A palavra, portanto, às mulheres; neste caso, a uma mulher, detentora de uma voz que nos merece o mesmo respeito: Marta Ren, que com os “seus” Groovelvets editou, em 2016, Stop Look Listen, portento de música soul feita em Portugal e que foi considerado um dos melhores discos do ano por várias, e respeitáveis, publicações. Marta, que descobriu a música de Aretha Franklin «por volta dos 4, 5 anos», salienta – como não poderia deixar de ser – a voz da norte-americana. «Os meus pais tinham aulas de ginástica, e lembro-me que a playlist era de categoria. O “Respect” rolava lá e em casa, sempre adorei o groove e a vibe do tema», conta.

A sua própria música é, naturalmente, influenciada por Aretha. A explicação é simples: esta é «a rainha da soul», e poucas, desde então, lograram alcançar esse estatuto. Agora que a sua reforma foi anunciada, o trono deixará de estar ocupado, o que poderá permitir às “rivais” (se acaso houver rival para a voz de Aretha) subir uns degraus na hierarquia. «Acho que a Aretha Franklin tem uma obra e uma carreira vasta, e muito rica, que falará por si para sempre», explica Marta, que não deixa de expressar uma certa tristeza. «Por egoísmo, porque nunca tive a oportunidade de a ver cantar ao vivo», esclarece, e pergunta: «Se ela acha que chegou a hora de se retirar dos palcos, com tudo que já nos deu, quem somos nós para questionar essa decisão?».

Depois de tudo o que Aretha nos deu, de facto não a poderemos questionar. Aliás; quem somos para questionar as decisões de uma mulher, ainda para mais a de uma mulher tão poderosa quanto Aretha Franklin? O “Respect” que ela nos cantou teremos de o aplicar, uma vez mais, agora a esta nova realidade. Um “Respect” que ela ensinou às gerações de mulheres de 1967, 1977, 1987... e poderá continuar a ensinar em 2017. «Todas as mulheres enchem o peito e abrem bem a boca para cantar R-E-S-P-E-C-T, find out what it means to me... [Canções como esta] Podem ajudar as pessoas a terem respeito por elas próprias, e consequentemente a serem respeitadas», explica Marta.
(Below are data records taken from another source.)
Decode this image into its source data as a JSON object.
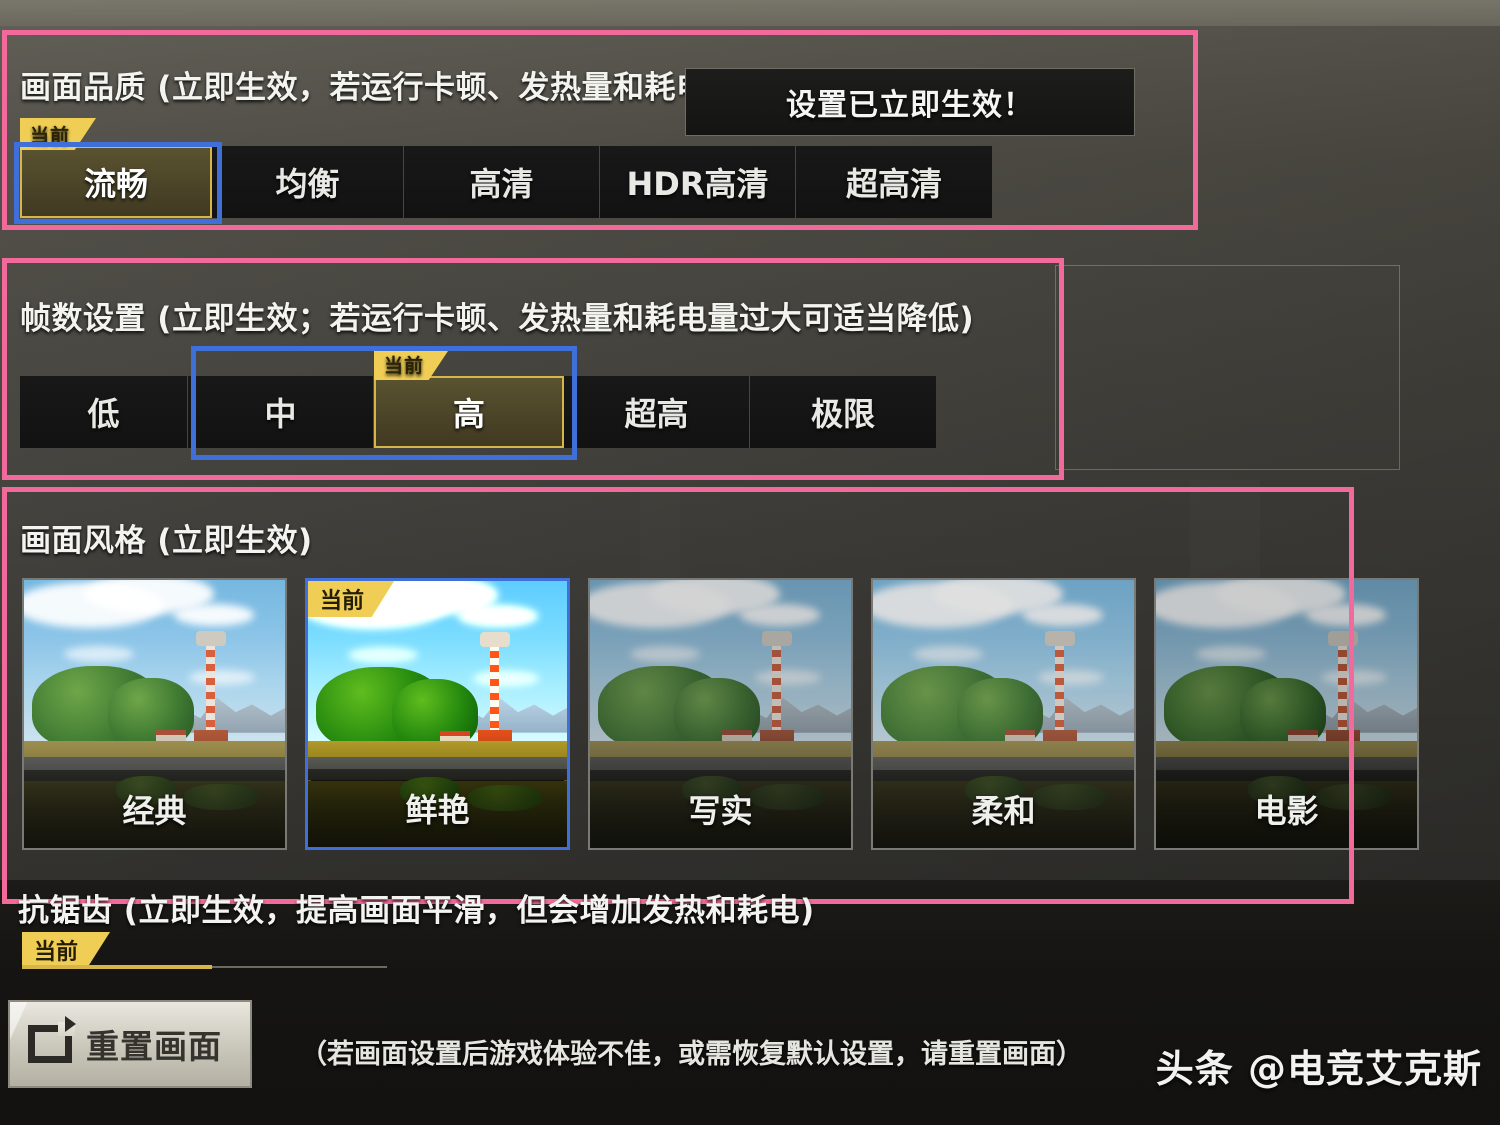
{
  "toast": {
    "text": "设置已立即生效！"
  },
  "quality": {
    "heading": "画面品质 (立即生效，若运行卡顿、发热量和耗电量过大可适当降低)",
    "current_badge": "当前",
    "selected": "流畅",
    "options": [
      {
        "label": "流畅"
      },
      {
        "label": "均衡"
      },
      {
        "label": "高清"
      },
      {
        "label": "HDR高清"
      },
      {
        "label": "超高清"
      }
    ]
  },
  "framerate": {
    "heading": "帧数设置 (立即生效；若运行卡顿、发热量和耗电量过大可适当降低)",
    "current_badge": "当前",
    "selected": "高",
    "options": [
      {
        "label": "低"
      },
      {
        "label": "中"
      },
      {
        "label": "高"
      },
      {
        "label": "超高"
      },
      {
        "label": "极限"
      }
    ]
  },
  "style": {
    "heading": "画面风格 (立即生效)",
    "current_badge": "当前",
    "selected": "鲜艳",
    "options": [
      {
        "label": "经典"
      },
      {
        "label": "鲜艳"
      },
      {
        "label": "写实"
      },
      {
        "label": "柔和"
      },
      {
        "label": "电影"
      }
    ]
  },
  "antialias": {
    "heading": "抗锯齿 (立即生效，提高画面平滑，但会增加发热和耗电)",
    "current_badge": "当前"
  },
  "footer": {
    "reset_label": "重置画面",
    "note": "（若画面设置后游戏体验不佳，或需恢复默认设置，请重置画面）"
  },
  "watermark": {
    "text": "头条 @电竞艾克斯"
  },
  "colors": {
    "annotation_pink": "#f2699b",
    "annotation_blue": "#3f6fd8",
    "badge_yellow": "#f0ce55",
    "selected_fill": "#4a4327",
    "selected_border": "#d6b64a"
  }
}
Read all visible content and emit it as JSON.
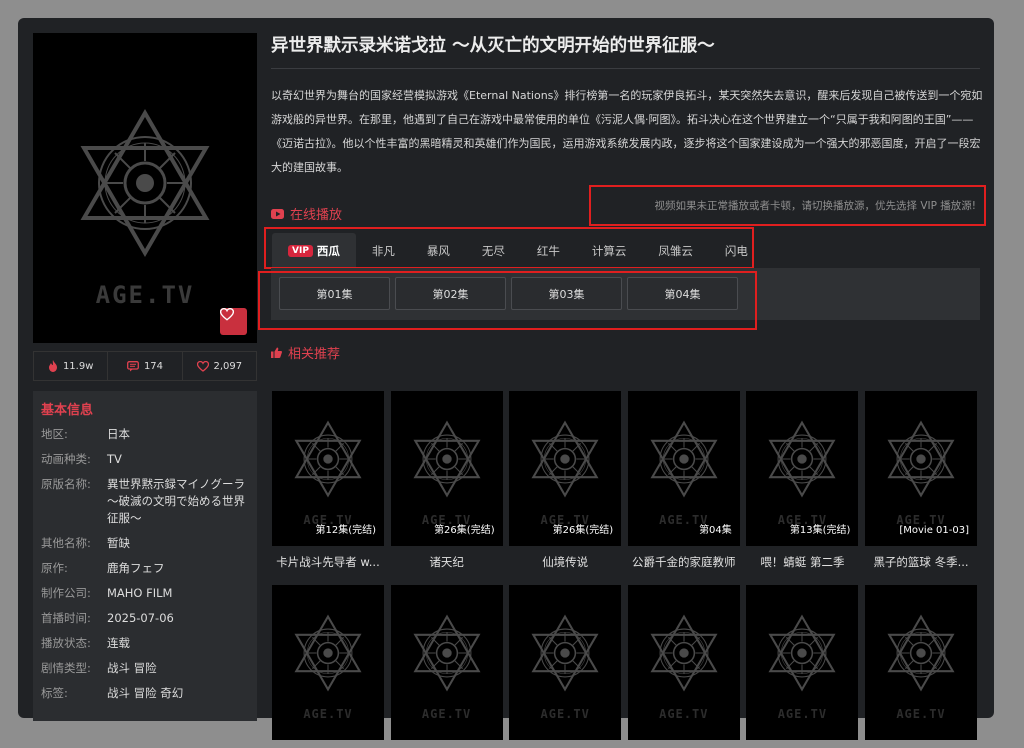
{
  "anime": {
    "title": "异世界默示录米诺戈拉 〜从灭亡的文明开始的世界征服〜",
    "description": "以奇幻世界为舞台的国家经营模拟游戏《Eternal Nations》排行榜第一名的玩家伊良拓斗，某天突然失去意识，醒来后发现自己被传送到一个宛如游戏般的异世界。在那里，他遇到了自己在游戏中最常使用的单位《污泥人偶·阿图》。拓斗决心在这个世界建立一个“只属于我和阿图的王国”——《迈诺古拉》。他以个性丰富的黑暗精灵和英雄们作为国民，运用游戏系统发展内政，逐步将这个国家建设成为一个强大的邪恶国度，开启了一段宏大的建国故事。",
    "cover_logo": "AGE.TV",
    "stats": {
      "views": "11.9w",
      "comments": "174",
      "favorites": "2,097"
    }
  },
  "info": {
    "heading": "基本信息",
    "rows": [
      {
        "k": "地区:",
        "v": "日本"
      },
      {
        "k": "动画种类:",
        "v": "TV"
      },
      {
        "k": "原版名称:",
        "v": "異世界黙示録マイノグーラ 〜破滅の文明で始める世界征服〜"
      },
      {
        "k": "其他名称:",
        "v": "暂缺"
      },
      {
        "k": "原作:",
        "v": "鹿角フェフ"
      },
      {
        "k": "制作公司:",
        "v": "MAHO FILM"
      },
      {
        "k": "首播时间:",
        "v": "2025-07-06"
      },
      {
        "k": "播放状态:",
        "v": "连载"
      },
      {
        "k": "剧情类型:",
        "v": "战斗 冒险"
      },
      {
        "k": "标签:",
        "v": "战斗 冒险 奇幻"
      }
    ]
  },
  "online": {
    "heading": "在线播放",
    "notice": "视频如果未正常播放或者卡顿，请切换播放源，优先选择 VIP 播放源!",
    "vip_label": "VIP",
    "sources": [
      "西瓜",
      "非凡",
      "暴风",
      "无尽",
      "红牛",
      "计算云",
      "凤雏云",
      "闪电"
    ],
    "episodes": [
      "第01集",
      "第02集",
      "第03集",
      "第04集"
    ]
  },
  "related": {
    "heading": "相关推荐",
    "watermark": "AGE.TV",
    "items": [
      {
        "name": "卡片战斗先导者 w...",
        "badge": "第12集(完结)"
      },
      {
        "name": "诸天纪",
        "badge": "第26集(完结)"
      },
      {
        "name": "仙境传说",
        "badge": "第26集(完结)"
      },
      {
        "name": "公爵千金的家庭教师",
        "badge": "第04集"
      },
      {
        "name": "喂！蜻蜓 第二季",
        "badge": "第13集(完结)"
      },
      {
        "name": "黑子的篮球 冬季...",
        "badge": "[Movie 01-03]"
      },
      {
        "name": "",
        "badge": ""
      },
      {
        "name": "",
        "badge": ""
      },
      {
        "name": "",
        "badge": ""
      },
      {
        "name": "",
        "badge": ""
      },
      {
        "name": "",
        "badge": ""
      },
      {
        "name": "",
        "badge": ""
      }
    ]
  },
  "colors": {
    "accent": "#e0414f",
    "highlight_box": "#e01f1f",
    "panel": "#202225"
  }
}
“Respect”, palavra de apenas sete letras que guarda dentro de si, e através da interpretação de Aretha, a vontade de um grupo inteiro. Mesmo que ainda haja muito por fazer, as alterações vividas na sociedade neste último meio século, em que as mulheres deixaram de ser as donas da casa para almejarem tornar-se donas do mundo, têm também ligações a esta canção, de um amor tornado bandeira. Nada mais lógico, portanto, que fosse lançada em pleno Dia de São Valentim. É mais que uma declaração de lealdade à pessoa amada, que durante milénios tem sido requisitada apenas às mulheres – a velha máxima do “Don Juan” (o homem que se deita com imensas mulheres) vs. “a prostituta” (a mulher que se deita com imensos homens). É um sério aviso de que, a partir daqui, o campo já não estará inclinado.